European edition bonus track
| No. | Title | Lyrics | Music | Length |
|---|---|---|---|---|
| 12. | "Timebomb" | Sixx | Mars; Sixx; Neil; Castillo; | 4:38 |
| Total length: |  |  |  | 48:00 |

Japanese edition bonus tracks
| No. | Title | Writer(s) | Length |
|---|---|---|---|
| 12. | "1st Band on the Moon" (demo version) | Sixx | 4:33 |
| 13. | "Porno Star" (demo version) | Sixx | 6:29 |
| 14. | "American Zero" | Sixx |  |

2003 Remastered edition bonus tracks
| No. | Title | Length |
|---|---|---|
| 12. | "1st Band on the Moon" (demo version) | 4:33 |
| 13. | "Porno Star" (demo version) | 6:29 |
| 14. | "Hell on High Heels" (video) | 13:51 |

Live in Salt Lake City (bonus disc)
| No. | Title | Writer(s) | Length |
|---|---|---|---|
| 1. | "Kickstart My Heart" (live) | Sixx | 7:21 |
| 2. | "Same Ol' Situation (S.O.S.)" (live) | Mars; Sixx; Neil; Tommy Lee; | 4:53 |
| 3. | "Dr.
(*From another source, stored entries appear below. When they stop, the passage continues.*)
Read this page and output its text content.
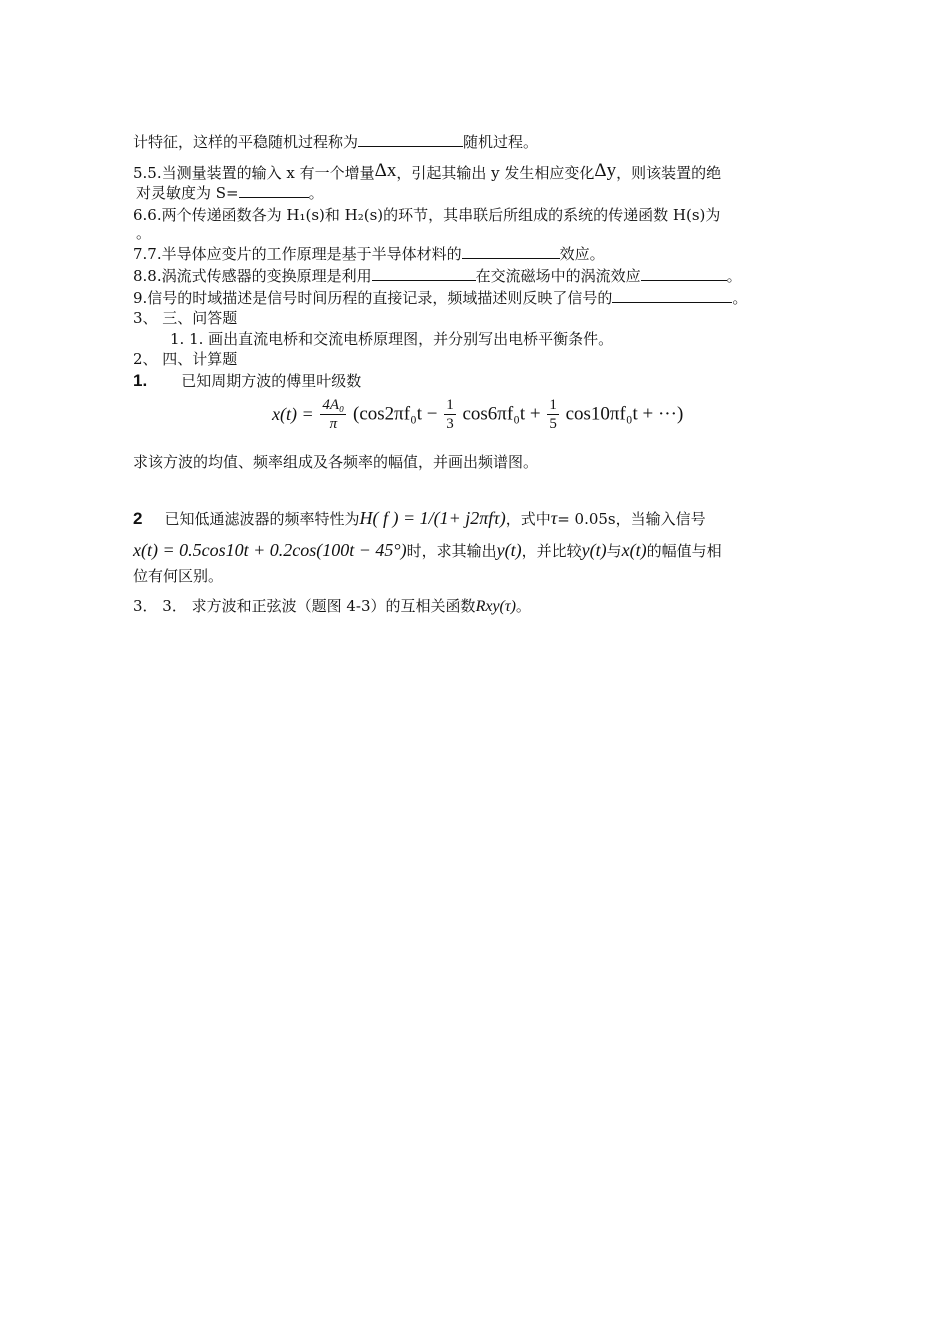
计特征，这样的平稳随机过程称为	随机过程。
5.5.当测量装置的输入 x 有一个增量Δx，引起其输出 y 发生相应变化Δy，则该装置的绝
对灵敏度为 S=	。
6.6.两个传递函数各为 H₁(s)和 H₂(s)的环节，其串联后所组成的系统的传递函数 H(s)为
。
7.7.半导体应变片的工作原理是基于半导体材料的	效应。
8.8.涡流式传感器的变换原理是利用	在交流磁场中的涡流效应	。
9.信号的时域描述是信号时间历程的直接记录，频域描述则反映了信号的	。
3、 三、问答题
1. 1. 画出直流电桥和交流电桥原理图，并分别写出电桥平衡条件。
2、 四、计算题
1. 已知周期方波的傅里叶级数
$x(t) = \frac{\text{4A₀}}{\pi} (\cos 2\pi f_0t - \frac{1}{3} \cos 6\pi f_0t + \frac{1}{5} \cos 10\pi f_0t$ + ···)
求该方波的均值、频率组成及各频率的幅值，并画出频谱图。
2 已知低通滤波器的频率特性为H( f ) = 1/(1+ j2πfτ)，式中τ= 0.05s，当输入信号
x(t) = 0.5cos10t + 0.2cos(100t − 45°)时，求其输出y(t)，并比较y(t)与x(t)的幅值与相
位有何区别。
3． 3． 求方波和正弦波（题图 4-3）的互相关函数Rxy(τ)。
Feelgood" (live) | Mars; Sixx; | 5:17 |
| 4. | "Hell on High Heels" (live) | Mars; Sixx; Neil; | 4:20 |
| 5. | "Live Wire" (live) | Sixx | 4:42 |
| 6. | "White Punks on Dope" (live) | Evans; Spooner; Steen; | 4:13 |

==Lewd, Crüed & Tattooed DVD==
Lewd, Crüed & Tattooed is a Mötley Crüe concert DVD released in 2001, the concert was recorded live in Salt Lake City on their 2000 tour supporting the "New Tattoo" album. The DVD includes behind the scenes footage and the music video for the single "Hell on High Heels".

===DVD Track listing===
1. "Kickstart My Heart"
2. "Same Ol' Situation (S.O.S.)"
3. "Primal Scream"
4. "Punched in the Teeth by Love"
5. "Dr. Feelgood"
6. "Home Sweet Home"
7. "Don't Go Away Mad (Just Go Away)"
8. "Piece of Your Action"
9. "Wild Side"
10. "Hell on High Heels"
11. "Looks That Kill"
12. "Girls, Girls, Girls"
13. "Live Wire"
14. "White Punks on Dope"
15. "Shout at the Devil '97"
16. "Hell on High Heels" (music video)

==Personnel==
- Mötley Crüe
- Vince Neil – lead vocals, additional guitar on "Same Ol' Situation (S.O.S.)" and "Don't Go Away Mad (Just Go Away)"
- Mick Mars – guitar, backing vocals
- Nikki Sixx – bass, backing vocals
- Randy Castillo – drums

- Additional musicians
- Samantha Maloney – drums (live disc only)

- Production
- Mike Clink – producer, engineer, mixing at Sol Seven Recording and A&M Studios
- Ed Thacker – engineer, mixing
- Billy Kinsley, Ethan Mates, Jon Krupp, Jaime Sickora, Frank Montoya – assistant engineers
- Tal Herzberg, Rail Rogut, Karl Derfler – digital editing
- Dave Collins – mastering

- Artwork
- Erik Casillas – cover art
- Susan McEowen – art direction
- Jim Purdum – photography

== Charts ==

===Album===

| Chart (2000) | Peak position |
|---|---|
| Japanese Albums (Oricon) | 17 |
| UK Rock & Metal Albums (OCC) | 14 |
| US Billboard 200 | 41 |

===Singles===

| Year | Title | Chart | Position |
|---|---|---|---|
| 2000 | "Hell on High Heels" | Mainstream Rock (USA) | 13 |

==Certifications==
- DVD

| Region | Certification | Certified units/sales |
| Australia (ARIA) | Platinum | 15,000^{^} |
| United States (RIAA) | Gold | 50,000^{^} |
^{^} Shipments figures based on certification alone.